Howard Georgi, born in 1947 in San Bernardino, California, is Harvard College Professor and Mallinckrodt Professor of Physics at Harvard University, where he is also Director of Undergraduate Studies in Physics and Master of Leverett House. He graduated from Harvard in 1967 and obtained his Ph.D. from Yale University in 1971. He was Junior Fellow in the Harvard Society of Fellows from 1973-1976. In 1995 he was elected to the National Academy of Sciences and received the Sakurai Prize. He has advised a number of notable students, including John Hagelin, Lawrence Hall, Andy Cohen, Ann Nelson, David B. Kaplan and Lisa Randall.
He is best known for early work in Grand Unification and gauge coupling unification within SU(5) and SO(10) groups (see Georgi-Glashow model).

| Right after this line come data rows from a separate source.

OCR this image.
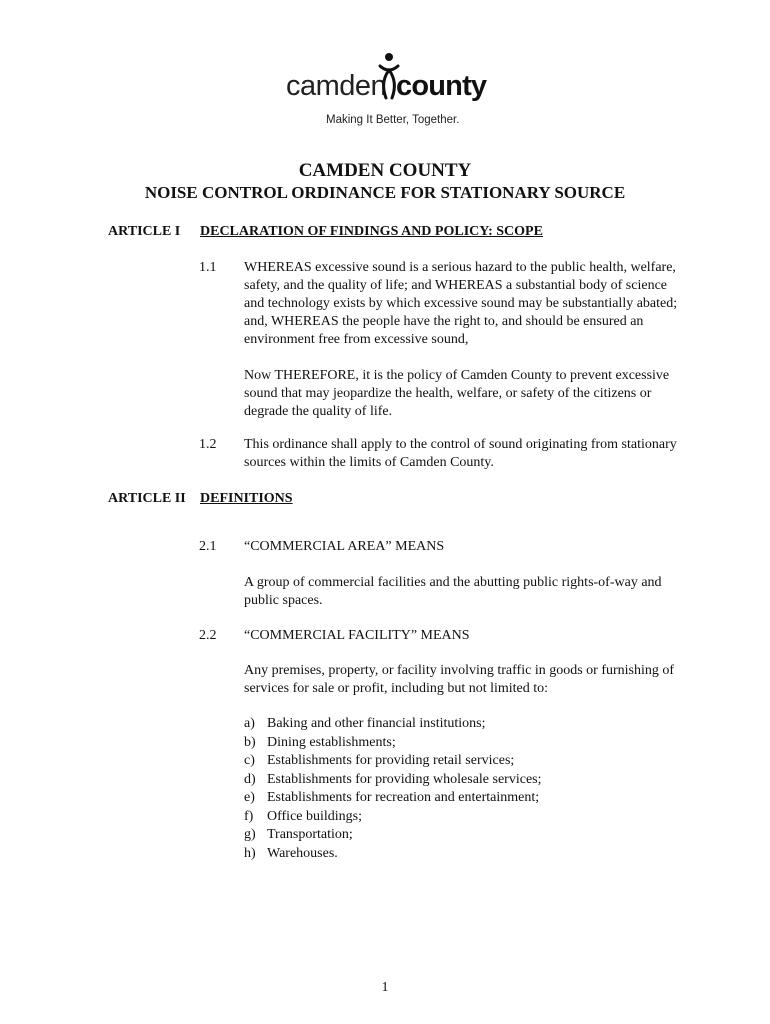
camden county
Making It Better, Together.
CAMDEN COUNTY
NOISE CONTROL ORDINANCE FOR STATIONARY SOURCE
ARTICLE I DECLARATION OF FINDINGS AND POLICY: SCOPE
1.1 WHEREAS excessive sound is a serious hazard to the public health, welfare, safety, and the quality of life; and WHEREAS a substantial body of science and technology exists by which excessive sound may be substantially abated; and, WHEREAS the people have the right to, and should be ensured an environment free from excessive sound,

Now THEREFORE, it is the policy of Camden County to prevent excessive sound that may jeopardize the health, welfare, or safety of the citizens or degrade the quality of life.

1.2 This ordinance shall apply to the control of sound originating from stationary sources within the limits of Camden County.

ARTICLE II DEFINITIONS
2.1 “COMMERCIAL AREA” MEANS
A group of commercial facilities and the abutting public rights-of-way and public spaces.
2.2 “COMMERCIAL FACILITY” MEANS
Any premises, property, or facility involving traffic in goods or furnishing of services for sale or profit, including but not limited to:
a) Baking and other financial institutions;
b) Dining establishments;
c) Establishments for providing retail services;
d) Establishments for providing wholesale services;
e) Establishments for recreation and entertainment;
f) Office buildings;
g) Transportation;
h) Warehouses.
1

He later proposed the supersymmetric Standard Model with Savas Dimopoulos in 1981. After the measurements of the three Standard Model gauge couplings at LEP I in 1991, it was shown that particle content of the MSSM, in contrast to the Standard Model alone, led to precision gauge coupling unification.
He has since worked on several different areas of physics including composite Higgs models, heavy quark effective theory, dimensional deconstruction, and little Higgs theories.
Georgi has been a strong advocate for women in science.